There are more frequent stops now. Most seem to be on the side of a road next to a farm or at most, a scattering of tiny houses. Little old ladies wearing wide legged trousers and carrying shopping bags nearly as big as they are, manoeuvre their way down the steps of the bus and hobble off down dusty lanes. We pass terraced paddy fields where workers are bent double, wide-peaked hats shading their faces from the early afternoon sun. I feel like I’m travelling through a willow pattern tea set.

Finally, we reach the bus terminal. Everyone is getting off, so I do too. A young woman approaches me immediately – I didn’t need to carry a rolled up newspaper and a carnation to be recognised – and asks “Daryl?” then leads me to her car. “I’m Sun-Mi. I’m your co-teacher”.

First stop is my house. That’s how Sun-mi describes it. It’s actually a single room in a five story building, but it’s home. I drop off my bags and join Sun-mi and the caretaker for a quick tour of the rest of the building. Laundry rooms in the basement and on the roof, water coolers on every corridor, the strange little caretaker in his strange little room near the entrance where he lies on a bed watching television waiting to solve any problems that may arise. As we head back down the stairs, Sun-mi stops and points.

“Oh, look” she says “what’s that?”

I resist the urge to scream. “I don’t know. We don’t have them in England!”

A large, green insect, probably a grasshopper at least six inches long, sits motionless on the stair in front of us. I edge past and head for the door, trying not to listen to the crunch under the caretaker’s sandaled foot.

Next stop is school. A ten minute walk from my flat, the pink and green three story building is fronted with those beautiful Korean trees with leafy branches like fat green biscuits randomly growing around a central trunk.

Sun-mi picks up the keys from someone in the office and shows me the library, the technology room, the staff room and all the other usual spaces of a school, each of which I forget with every door that closes behind me. I remember the women’s rest room. Not the ‘rest room’ in the American sense, but the room with sofas and, unbelievably, a bed, complete with frilly duvet and pillow. “In case we are tired and need a little nap” Sun-mi explains.

“Now we eat together” she says “what do you want to eat?”

“Well, something Korean of course”

She is surprised. Apparently this is not the usual request of native speaker teachers, who generally prefer to find something that resembles Pizza Hut, Macdonalds or at best, Chinese. We go to a restaurant, remove our shoes at the door and sit on thin cushions at a low table. Sun-mi orders something and soon the waitress brings us a bubbling dish which she places on a burner recessed into the table. Despite my earlier explanation that I prefer not to eat meat, I see bones sticking out of the stew, but I’m trying to be polite and fit in. Several side dishes follow along with a small lidded bowls of rice and soup. I follow Sun-mi’s lead in tackling dinner, and I’m pleased that she comments on my dexterity with the chopsticks.

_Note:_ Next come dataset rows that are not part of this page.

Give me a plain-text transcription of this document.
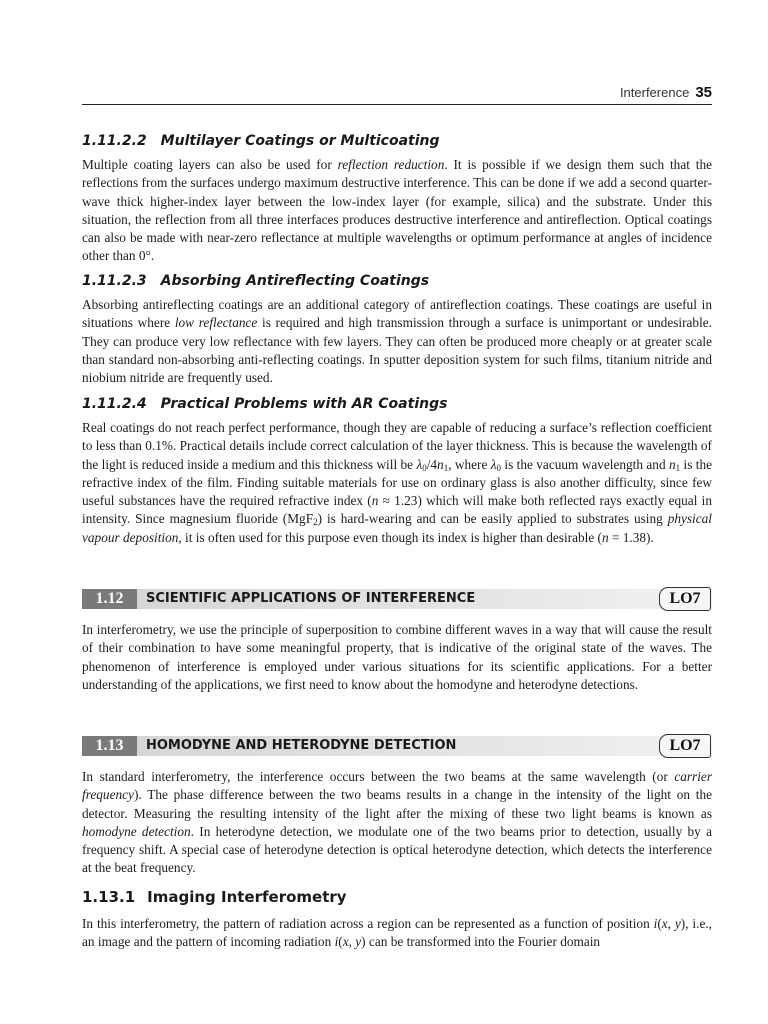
Interference 35
1.11.2.2 Multilayer Coatings or Multicoating
Multiple coating layers can also be used for reflection reduction. It is possible if we design them such that the reflections from the surfaces undergo maximum destructive interference. This can be done if we add a second quarter-wave thick higher-index layer between the low-index layer (for example, silica) and the substrate. Under this situation, the reflection from all three interfaces produces destructive interference and antireflection. Optical coatings can also be made with near-zero reflectance at multiple wavelengths or optimum performance at angles of incidence other than 0°.
1.11.2.3 Absorbing Antireflecting Coatings
Absorbing antireflecting coatings are an additional category of antireflection coatings. These coatings are useful in situations where low reflectance is required and high transmission through a surface is unimportant or undesirable. They can produce very low reflectance with few layers. They can often be produced more cheaply or at greater scale than standard non-absorbing anti-reflecting coatings. In sputter deposition system for such films, titanium nitride and niobium nitride are frequently used.
1.11.2.4 Practical Problems with AR Coatings
Real coatings do not reach perfect performance, though they are capable of reducing a surface’s reflection coefficient to less than 0.1%. Practical details include correct calculation of the layer thickness. This is because the wavelength of the light is reduced inside a medium and this thickness will be $\lambda_0/4n_1$, where $\lambda_0$ is the vacuum wavelength and $n_1$ is the refractive index of the film. Finding suitable materials for use on ordinary glass is also another difficulty, since few useful substances have the required refractive index (n ≈ 1.23) which will make both reflected rays exactly equal in intensity. Since magnesium fluoride (MgF$_2$) is hard-wearing and can be easily applied to substrates using physical vapour deposition, it is often used for this purpose even though its index is higher than desirable (n = 1.38).
1.12	SCIENTIFIC APPLICATIONS OF INTERFERENCE	LO7
In interferometry, we use the principle of superposition to combine different waves in a way that will cause the result of their combination to have some meaningful property, that is indicative of the original state of the waves. The phenomenon of interference is employed under various situations for its scientific applications. For a better understanding of the applications, we first need to know about the homodyne and heterodyne detections.
1.13	HOMODYNE AND HETERODYNE DETECTION	LO7
In standard interferometry, the interference occurs between the two beams at the same wavelength (or carrier frequency). The phase difference between the two beams results in a change in the intensity of the light on the detector. Measuring the resulting intensity of the light after the mixing of these two light beams is known as homodyne detection. In heterodyne detection, we modulate one of the two beams prior to detection, usually by a frequency shift. A special case of heterodyne detection is optical heterodyne detection, which detects the interference at the beat frequency.
1.13.1 Imaging Interferometry
In this interferometry, the pattern of radiation across a region can be represented as a function of position i(x, y), i.e., an image and the pattern of incoming radiation i(x, y) can be transformed into the Fourier domain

Having managed dinner without making a complete fool of myself and feeling gratitude for the tips learned in my little book of Korea, I reveal my true newcomer status by not being able to get out of the restaurant. The book failed to remind me that doors slide here.

It’s already after seven in the evening but people are still buzzing about and the shops don’t look like they are closing anytime soon. We go next door to the shop so I can stock up on essentials for the weekend. Tired and feeling a little overwhelmed, I browse the shelves of ‘the biggest supermarket on the island’ which to me looks like a cross between the Pound Shop Warehouse and a very large Asian market stall and settle for a few cans of beer and some instant noodles, insisting that I can manage to go shopping properly on my own tomorrow. Sun-mi seems happy enough with this – it lets her off the hook of baby-sitting me for the whole weekend, so she takes me back to my flat and says goodnight.

Finally home and alone, I pull out a few essentials from my case and after flicking through sixty-three Korean channels, find OCN – non-stop American films. I manage an hour of listening to the welcome sound of the English language and fall asleep.